Die Schächte blieben offen und lange geisterte die Vision einer privat und ohne Subventionen betriebenen Zeche Donar durch die Medien. Angeblich
sollte die hochwertige Kokskohle dies zulassen. Kurzfristig waren weltweit die Preise für Koks stark gestiegen. Mit dem Beschluss, 2018
den Steinkohlebergbau ganz zu beenden wurde die Vision endgültig begraben, genauso wie Pläne eines Wasserkraftwerks unter Nutzung der
noch offenen Schächte und des Querschlags.
1967 wurde erstmalig im Ruhrgebiet ein Streb mit hydraulischen Ausbaugespannen ausgerüstet. Dies waren Gruppen von mehreren miteinander
verbundenen Stempeln, die synchron bewegt wurden.
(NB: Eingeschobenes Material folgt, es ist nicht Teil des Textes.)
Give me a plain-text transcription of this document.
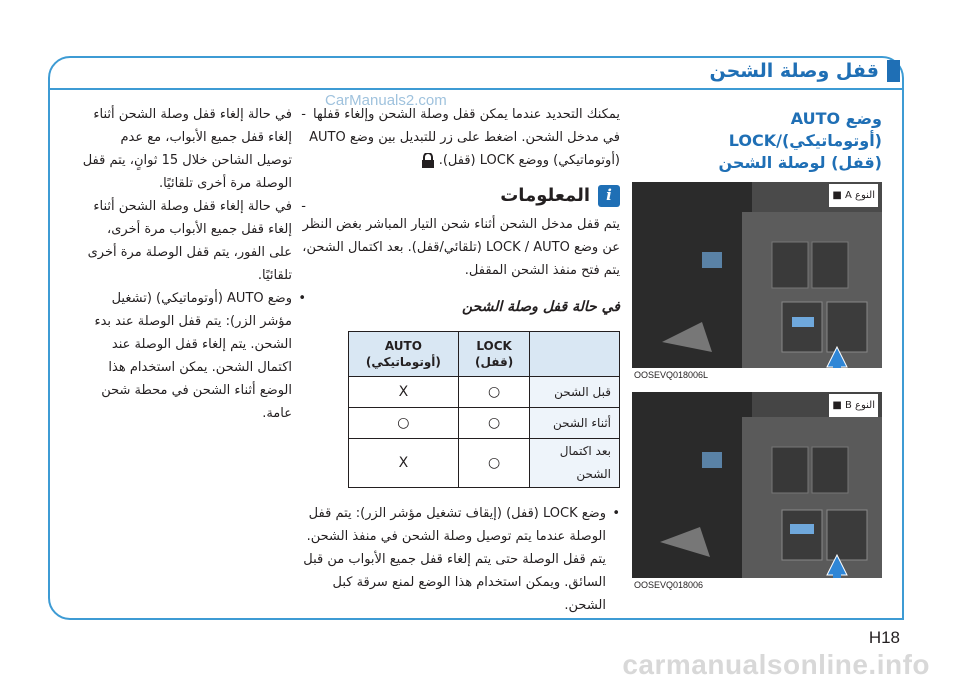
قفل وصلة الشحن
CarManuals2.com

يمكنك التحديد عندما يمكن قفل وصلة الشحن وإلغاء قفلها في مدخل الشحن. اضغط على زر للتبديل بين وضع AUTO (أوتوماتيكي) ووضع LOCK (قفل).

i
المعلومات

يتم قفل مدخل الشحن أثناء شحن التيار المباشر بغض النظر عن وضع LOCK / AUTO (تلقائي/قفل). بعد اكتمال الشحن، يتم فتح منفذ الشحن المقفل.

في حالة قفل وصلة الشحن
	LOCK (قفل)	AUTO (أوتوماتيكي)
قبل الشحن	○	X
أثناء الشحن	○	○
بعد اكتمال الشحن	○	X

• وضع LOCK (قفل) (إيقاف تشغيل مؤشر الزر): يتم قفل الوصلة عندما يتم توصيل وصلة الشحن في منفذ الشحن. يتم قفل الوصلة حتى يتم إلغاء قفل جميع الأبواب من قبل السائق. ويمكن استخدام هذا الوضع لمنع سرقة كبل الشحن.

- في حالة إلغاء قفل وصلة الشحن أثناء إلغاء قفل جميع الأبواب، مع عدم توصيل الشاحن خلال 15 ثوانٍ، يتم قفل الوصلة مرة أخرى تلقائيًا.

- في حالة إلغاء قفل وصلة الشحن أثناء إلغاء قفل جميع الأبواب مرة أخرى، على الفور، يتم قفل الوصلة مرة أخرى تلقائيًا.

• وضع AUTO (أوتوماتيكي) (تشغيل مؤشر الزر): يتم قفل الوصلة عند بدء الشحن. يتم إلغاء قفل الوصلة عند اكتمال الشحن. يمكن استخدام هذا الوضع أثناء الشحن في محطة شحن عامة.

وضع AUTO (أوتوماتيكي)/LOCK
(قفل) لوصلة الشحن
النوع A ■
OOSEVQ018006L
النوع B ■
OOSEVQ018006
H18
carmanualsonline.info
Sie waren eine Vorstufe der heutigen Abbauschilde.
Die Anlage Radbod 1/2/5 nahe beim Dorf Bockum veränderte das Umfeld rasant. Allein die Zechensiedlung hatte
mehr als die zehnfache Fläche des Dorfes. Mit dem nördlicher gelegenen Hövel entstand ein relativ homogener Siedlungsbereich.
Er ist aber weniger verdichtet als im mittleren Ruhrgebiet, da hier die Verbindung mit Hütten und Stahlwerken fehlt.
Die Zeche war als geplante Anlage architektonisch einheitlich gestaltet. Dies ist an den noch vorhanden Gebäuden erkennbar.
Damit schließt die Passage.